Graham Hatfull

One third of the world’s people are infected with tuberculosis, and someone new is infected every second. TB is notoriously hard to treat, requiring a course of multiple antibiotics over six to nine months. Many people don’t complete the full course of treatment, which leads to increasing antibiotic resistance against the disease.

More effective treatments could be on the way, however, thanks to a new five-year, $2.8 million grant from the National Institutes of Health to Graham Hatfull, Eberly Family Professor of Biotechnology and chair of the Department of Biological Sciences in Pitt’s School of Arts and Sciences.

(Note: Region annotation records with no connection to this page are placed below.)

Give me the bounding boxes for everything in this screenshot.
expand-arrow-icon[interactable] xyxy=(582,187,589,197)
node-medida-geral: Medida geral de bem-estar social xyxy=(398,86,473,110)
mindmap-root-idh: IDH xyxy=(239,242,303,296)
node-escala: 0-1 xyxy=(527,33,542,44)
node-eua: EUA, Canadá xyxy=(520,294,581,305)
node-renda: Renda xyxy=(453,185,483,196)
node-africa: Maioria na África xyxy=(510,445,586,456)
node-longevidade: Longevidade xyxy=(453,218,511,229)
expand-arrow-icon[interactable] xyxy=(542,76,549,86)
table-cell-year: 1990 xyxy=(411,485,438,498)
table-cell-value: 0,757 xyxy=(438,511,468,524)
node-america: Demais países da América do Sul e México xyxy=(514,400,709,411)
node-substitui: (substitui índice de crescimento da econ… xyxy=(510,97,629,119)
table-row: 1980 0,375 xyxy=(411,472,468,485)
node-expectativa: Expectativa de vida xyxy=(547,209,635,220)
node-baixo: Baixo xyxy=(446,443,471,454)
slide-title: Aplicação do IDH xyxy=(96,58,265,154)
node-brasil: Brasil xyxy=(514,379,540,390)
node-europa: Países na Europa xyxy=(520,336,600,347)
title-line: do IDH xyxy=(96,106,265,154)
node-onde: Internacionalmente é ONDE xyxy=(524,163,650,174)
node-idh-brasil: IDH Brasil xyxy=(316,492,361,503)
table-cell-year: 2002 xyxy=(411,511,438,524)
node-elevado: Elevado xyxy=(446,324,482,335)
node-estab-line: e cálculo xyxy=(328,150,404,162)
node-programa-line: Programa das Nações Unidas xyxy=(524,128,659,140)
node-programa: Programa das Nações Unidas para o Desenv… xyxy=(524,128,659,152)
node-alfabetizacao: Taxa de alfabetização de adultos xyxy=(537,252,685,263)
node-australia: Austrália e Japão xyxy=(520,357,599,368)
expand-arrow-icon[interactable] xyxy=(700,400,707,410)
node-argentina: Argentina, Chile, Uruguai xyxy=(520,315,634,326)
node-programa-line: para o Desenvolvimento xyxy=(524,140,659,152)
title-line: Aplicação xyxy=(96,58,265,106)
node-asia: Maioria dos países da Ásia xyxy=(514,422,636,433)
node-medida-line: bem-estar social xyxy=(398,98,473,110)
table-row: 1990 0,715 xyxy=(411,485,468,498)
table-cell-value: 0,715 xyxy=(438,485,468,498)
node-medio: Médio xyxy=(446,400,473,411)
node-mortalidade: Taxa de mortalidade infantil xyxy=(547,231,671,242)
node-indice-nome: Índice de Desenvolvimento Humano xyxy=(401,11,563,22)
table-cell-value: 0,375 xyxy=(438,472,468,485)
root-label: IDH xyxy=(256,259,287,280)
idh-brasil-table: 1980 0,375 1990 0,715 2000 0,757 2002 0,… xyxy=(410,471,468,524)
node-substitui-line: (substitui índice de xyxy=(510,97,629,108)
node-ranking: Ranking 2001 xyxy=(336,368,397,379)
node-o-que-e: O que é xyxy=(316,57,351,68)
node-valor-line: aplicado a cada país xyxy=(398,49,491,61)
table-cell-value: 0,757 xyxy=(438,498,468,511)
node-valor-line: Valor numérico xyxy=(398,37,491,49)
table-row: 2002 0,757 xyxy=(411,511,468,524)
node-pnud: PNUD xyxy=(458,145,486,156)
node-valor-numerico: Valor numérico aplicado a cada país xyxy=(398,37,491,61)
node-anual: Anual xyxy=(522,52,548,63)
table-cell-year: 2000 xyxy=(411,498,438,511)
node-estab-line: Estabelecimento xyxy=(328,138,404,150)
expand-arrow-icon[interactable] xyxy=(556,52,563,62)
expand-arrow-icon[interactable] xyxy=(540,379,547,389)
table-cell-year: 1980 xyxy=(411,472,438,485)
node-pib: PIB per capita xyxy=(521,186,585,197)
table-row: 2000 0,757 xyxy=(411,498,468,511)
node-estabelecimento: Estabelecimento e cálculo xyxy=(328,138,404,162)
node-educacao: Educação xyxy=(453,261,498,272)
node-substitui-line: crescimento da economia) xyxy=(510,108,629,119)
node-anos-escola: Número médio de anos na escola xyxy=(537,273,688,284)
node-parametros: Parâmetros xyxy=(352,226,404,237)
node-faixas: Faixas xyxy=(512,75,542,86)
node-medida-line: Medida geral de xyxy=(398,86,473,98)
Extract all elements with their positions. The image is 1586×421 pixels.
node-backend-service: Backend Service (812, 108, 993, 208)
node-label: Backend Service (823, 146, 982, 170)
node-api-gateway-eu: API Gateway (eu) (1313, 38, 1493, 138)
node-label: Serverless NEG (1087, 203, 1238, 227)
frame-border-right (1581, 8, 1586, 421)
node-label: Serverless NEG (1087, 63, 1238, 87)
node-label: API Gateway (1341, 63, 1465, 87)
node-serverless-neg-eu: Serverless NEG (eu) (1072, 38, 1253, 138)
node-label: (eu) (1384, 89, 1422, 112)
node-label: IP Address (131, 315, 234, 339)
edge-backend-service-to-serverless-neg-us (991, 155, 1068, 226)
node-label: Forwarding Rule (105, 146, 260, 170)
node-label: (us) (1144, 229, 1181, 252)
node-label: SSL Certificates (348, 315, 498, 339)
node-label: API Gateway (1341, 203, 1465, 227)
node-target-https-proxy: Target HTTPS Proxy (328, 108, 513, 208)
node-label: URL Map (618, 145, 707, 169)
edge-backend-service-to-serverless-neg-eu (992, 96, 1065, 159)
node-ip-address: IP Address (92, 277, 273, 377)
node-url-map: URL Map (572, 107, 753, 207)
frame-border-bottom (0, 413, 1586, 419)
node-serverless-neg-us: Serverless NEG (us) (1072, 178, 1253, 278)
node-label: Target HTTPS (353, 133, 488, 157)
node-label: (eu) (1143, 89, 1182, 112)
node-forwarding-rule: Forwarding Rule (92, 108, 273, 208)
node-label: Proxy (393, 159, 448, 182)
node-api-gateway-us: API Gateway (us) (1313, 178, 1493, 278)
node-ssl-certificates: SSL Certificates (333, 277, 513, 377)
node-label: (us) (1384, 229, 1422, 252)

William Jacobs, professor of microbiology and immunology at the Albert Einstein College of Medicine, is a key collaborator. Both Hatfull and Jacobs are supported by the Howard Hughes Medical Institute.

The key to better treating tuberculosis, they believe, may lie in a harmless cousin of TB called Mycobacterium smegmatis. In the cover story of the December 2005 issue of Cell, Hatfull and Jacobs described how M. smegmatis forms a drug-resistant coating called a biofilm.

The researchers made this discovery by infecting M. smegmatis with a bacteriophage nicknamed the “Bronx Bomber,” which Jacobs had isolated from his back yard, and which Hatfull has studied extensively. (Bacteriophages—“phages” for short—are viruses that infect bacteria.)

Hatfull and Jacobs found that when infected by the Bomber, the M. smegmatis germ could no longer form its protective coatings. This occurred because the phage had disrupted a M. smegmatis gene called groEL1—which has a nearly identical counterpart in M. tuberculosis.

The NIH grant will enable Hatfull and Jacobs to explore whether the Bomber also affects the groEL1 gene in the TB-causing germ. If so, it could pave the way for medications that similarly break down the bacteria’s defenses and thereby increase the effectiveness of antibiotics.

“We’d like to have an understanding of M. tuberculosis and what happens during an infection that leads to such difficult, prolonged treatment,” said Hatfull, who also codirects the Pittsburgh Bacteriophage Institute.

“An ideal scenario would be to develop drugs that would allow TB to be treated over a much shorter period of time,” he added. “Shortening the treatment would lead not only to more effective and simple control of the disease, but also would cut down on the development of drug-resistant organisms.”